Pasquala Enos writes to keep her sanity and currently uses her computer as a bookshelf. Fiercely and proudly Native American, she hopes to write for Rolling Stone magazine while still adhereing to her roots. Pasquala's perfect childhood denied her of any creative angst and she now relies on her eccentric family for inspiration. This story is for Vishnu Ma....
My two friends and I are driving aimlessly down a nondescript dirt road, lost, after taking a left at what appears to have been the wrong abandoned house. Like most of the things we do, this trip was spur of the moment, a random invitation from a faceless pow-wow pretty boy to a random party in the desert; a 49, my parents call it, a sixtiesism from an arroyo party after Gathering of Nations. A few directions later, we got in the car and left the lights of the city behind, ready to have as much fun as we could before the sun rose. However, as we drive further down NoWhere Road, the prospect of shrieking girls and drunken boys becomes less and less appealing. Somewhere between there and here, we stopped caring. Somewhere between there and here the moon shining over the desert began to beckon in the most irresistible way and the stars began to shout. Somewhere between there and here, our native blood began to call.
We spill out of the car, our veins on fire, our lungs grabbing for the pinon-infused air. We run at first, laughing and screaming, chasing the farthest star until it gives up and falls far behind us. Incensed, the coyotes begin to call, voicing their indignant response to our sudden intrusion. They reprimand our noisy disrespect by scolding and barking until we fall onto the sand, surrendering to their chorus. If the night is cold, the desert hides it well, warming us with leftover heat from the day, trapped inside the earth. We melt into the desert, the wild sage becoming ensnared in our hair, the sand camouflaging our skin.

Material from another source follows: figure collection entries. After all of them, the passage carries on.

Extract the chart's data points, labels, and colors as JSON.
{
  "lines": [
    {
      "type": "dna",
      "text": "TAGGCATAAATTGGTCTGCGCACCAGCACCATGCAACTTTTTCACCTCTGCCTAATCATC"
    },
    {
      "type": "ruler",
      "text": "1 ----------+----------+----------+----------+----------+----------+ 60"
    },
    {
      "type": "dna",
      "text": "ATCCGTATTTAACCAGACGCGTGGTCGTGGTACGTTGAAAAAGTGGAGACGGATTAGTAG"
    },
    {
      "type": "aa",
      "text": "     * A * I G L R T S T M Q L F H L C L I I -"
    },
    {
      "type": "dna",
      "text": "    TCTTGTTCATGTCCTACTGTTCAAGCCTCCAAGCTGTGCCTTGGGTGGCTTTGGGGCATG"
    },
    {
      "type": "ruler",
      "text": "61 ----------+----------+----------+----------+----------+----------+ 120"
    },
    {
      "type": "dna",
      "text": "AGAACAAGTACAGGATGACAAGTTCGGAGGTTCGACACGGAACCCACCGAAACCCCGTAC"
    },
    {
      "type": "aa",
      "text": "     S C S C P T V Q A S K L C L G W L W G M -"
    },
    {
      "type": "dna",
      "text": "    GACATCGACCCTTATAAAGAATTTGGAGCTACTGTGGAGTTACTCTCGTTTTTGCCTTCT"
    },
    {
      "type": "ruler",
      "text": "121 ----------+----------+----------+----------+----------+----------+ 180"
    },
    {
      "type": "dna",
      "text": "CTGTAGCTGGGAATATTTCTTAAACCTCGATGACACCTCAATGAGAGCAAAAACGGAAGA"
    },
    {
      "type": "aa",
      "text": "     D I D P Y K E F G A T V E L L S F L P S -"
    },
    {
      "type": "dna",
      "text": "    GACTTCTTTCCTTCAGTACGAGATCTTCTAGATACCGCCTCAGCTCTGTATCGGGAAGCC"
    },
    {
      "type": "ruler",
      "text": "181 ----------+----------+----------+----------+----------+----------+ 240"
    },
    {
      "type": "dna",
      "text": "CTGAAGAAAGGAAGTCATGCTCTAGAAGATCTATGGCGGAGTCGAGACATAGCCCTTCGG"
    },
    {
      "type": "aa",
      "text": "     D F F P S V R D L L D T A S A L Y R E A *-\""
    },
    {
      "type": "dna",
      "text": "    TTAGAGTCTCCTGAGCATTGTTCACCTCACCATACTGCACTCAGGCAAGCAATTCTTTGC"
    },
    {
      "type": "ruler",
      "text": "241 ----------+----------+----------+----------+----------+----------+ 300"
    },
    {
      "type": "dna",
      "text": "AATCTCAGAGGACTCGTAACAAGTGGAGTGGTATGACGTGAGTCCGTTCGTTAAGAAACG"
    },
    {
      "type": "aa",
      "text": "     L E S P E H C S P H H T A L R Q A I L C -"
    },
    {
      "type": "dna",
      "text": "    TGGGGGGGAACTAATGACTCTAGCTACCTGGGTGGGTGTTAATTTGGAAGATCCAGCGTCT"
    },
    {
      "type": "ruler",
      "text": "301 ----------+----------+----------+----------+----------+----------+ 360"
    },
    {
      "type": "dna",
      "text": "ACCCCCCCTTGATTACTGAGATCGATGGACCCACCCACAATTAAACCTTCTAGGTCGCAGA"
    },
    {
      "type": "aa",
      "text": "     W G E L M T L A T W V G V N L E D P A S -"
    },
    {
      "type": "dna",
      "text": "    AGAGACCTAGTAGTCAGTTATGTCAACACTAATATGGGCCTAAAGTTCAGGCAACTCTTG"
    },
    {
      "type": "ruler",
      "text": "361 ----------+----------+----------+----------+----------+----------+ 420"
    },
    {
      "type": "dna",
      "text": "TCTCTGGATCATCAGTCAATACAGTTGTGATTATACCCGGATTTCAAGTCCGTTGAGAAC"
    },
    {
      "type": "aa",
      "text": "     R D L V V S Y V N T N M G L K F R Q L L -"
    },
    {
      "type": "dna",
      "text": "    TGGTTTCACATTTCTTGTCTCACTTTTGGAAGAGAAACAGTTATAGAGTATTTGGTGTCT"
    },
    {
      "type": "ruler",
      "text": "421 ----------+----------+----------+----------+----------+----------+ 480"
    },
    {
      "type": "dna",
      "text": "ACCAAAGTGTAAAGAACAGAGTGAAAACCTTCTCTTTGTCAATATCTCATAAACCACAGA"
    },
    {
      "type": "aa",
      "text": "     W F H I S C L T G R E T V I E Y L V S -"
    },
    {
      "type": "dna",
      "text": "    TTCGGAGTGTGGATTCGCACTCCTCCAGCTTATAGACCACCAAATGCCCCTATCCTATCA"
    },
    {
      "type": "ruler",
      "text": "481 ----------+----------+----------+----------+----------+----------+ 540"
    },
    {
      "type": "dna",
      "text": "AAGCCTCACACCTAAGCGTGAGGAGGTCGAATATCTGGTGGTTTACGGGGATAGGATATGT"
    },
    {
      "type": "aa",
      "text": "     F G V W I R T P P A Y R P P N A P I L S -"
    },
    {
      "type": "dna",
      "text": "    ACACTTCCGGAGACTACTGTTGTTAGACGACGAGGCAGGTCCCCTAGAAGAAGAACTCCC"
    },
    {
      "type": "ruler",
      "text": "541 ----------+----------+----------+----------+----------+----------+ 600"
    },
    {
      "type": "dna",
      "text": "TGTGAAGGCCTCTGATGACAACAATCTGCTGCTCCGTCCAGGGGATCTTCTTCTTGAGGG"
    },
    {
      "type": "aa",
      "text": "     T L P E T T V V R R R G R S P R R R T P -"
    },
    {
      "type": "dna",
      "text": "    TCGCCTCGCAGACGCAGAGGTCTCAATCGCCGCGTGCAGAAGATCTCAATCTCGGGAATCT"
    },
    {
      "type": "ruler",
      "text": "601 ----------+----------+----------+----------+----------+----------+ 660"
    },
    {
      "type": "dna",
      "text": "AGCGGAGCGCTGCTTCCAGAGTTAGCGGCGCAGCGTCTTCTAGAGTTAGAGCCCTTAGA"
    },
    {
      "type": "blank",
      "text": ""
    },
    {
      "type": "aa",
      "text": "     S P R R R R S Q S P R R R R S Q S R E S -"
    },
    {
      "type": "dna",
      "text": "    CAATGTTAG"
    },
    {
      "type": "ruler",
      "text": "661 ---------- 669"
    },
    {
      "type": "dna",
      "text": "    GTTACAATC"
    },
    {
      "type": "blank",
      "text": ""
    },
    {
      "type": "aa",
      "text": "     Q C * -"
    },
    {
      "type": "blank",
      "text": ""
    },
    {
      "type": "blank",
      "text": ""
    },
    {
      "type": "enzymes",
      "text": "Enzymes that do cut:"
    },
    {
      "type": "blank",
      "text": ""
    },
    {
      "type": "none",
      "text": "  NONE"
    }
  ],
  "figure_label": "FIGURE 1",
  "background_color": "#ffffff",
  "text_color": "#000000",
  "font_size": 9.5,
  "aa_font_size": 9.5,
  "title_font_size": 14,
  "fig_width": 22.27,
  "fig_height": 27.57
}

It is now and only now that I understand the stories my mother would tell about her summers in New Mexico when she was a little girl. My mother, blessed with storyteller blood, would hold my attention captive as she stressed the importance of knowing that the desert, no matter where I ended up, would always be home. Finally, I know why my father only smiled and nodded when I spoke of my escape from New Mexico; he knew the desert was already in my blood. Now, as the mountains stand sentry, I feel guilty that many of my twenty-two years have been spent wanting to be anywhere but here. It is only now that I stop fighting the pulling and urging of the New Mexican night and allow it to envelop me.
Finally accustomed to our presence, the coyotes slip into song, bitter notes entwining with sweet harmonies that naturally fold into a solitary note. Somehow, the forgotten desert blood we each carry is awakened and released; hot, restless, and utterly overwhelming. It is here, on the corner of NowHere Road, as the coyotes finish their song, that we finally understand why sometimes, when the sun hits the mountains just right, our hearts race and our thoughts rush. It is here that we finally understand why sometimes, when the moon floods the arroyos, we crave the continuity and quiet strength of the mountains.
For the first time that night we are silent. It is not a silence that can be pulled and dictated. It is a comfortable silence, not one plagued with need or request. It is that silence that only the desert can understand, after all, it is in the desert that this silence originated.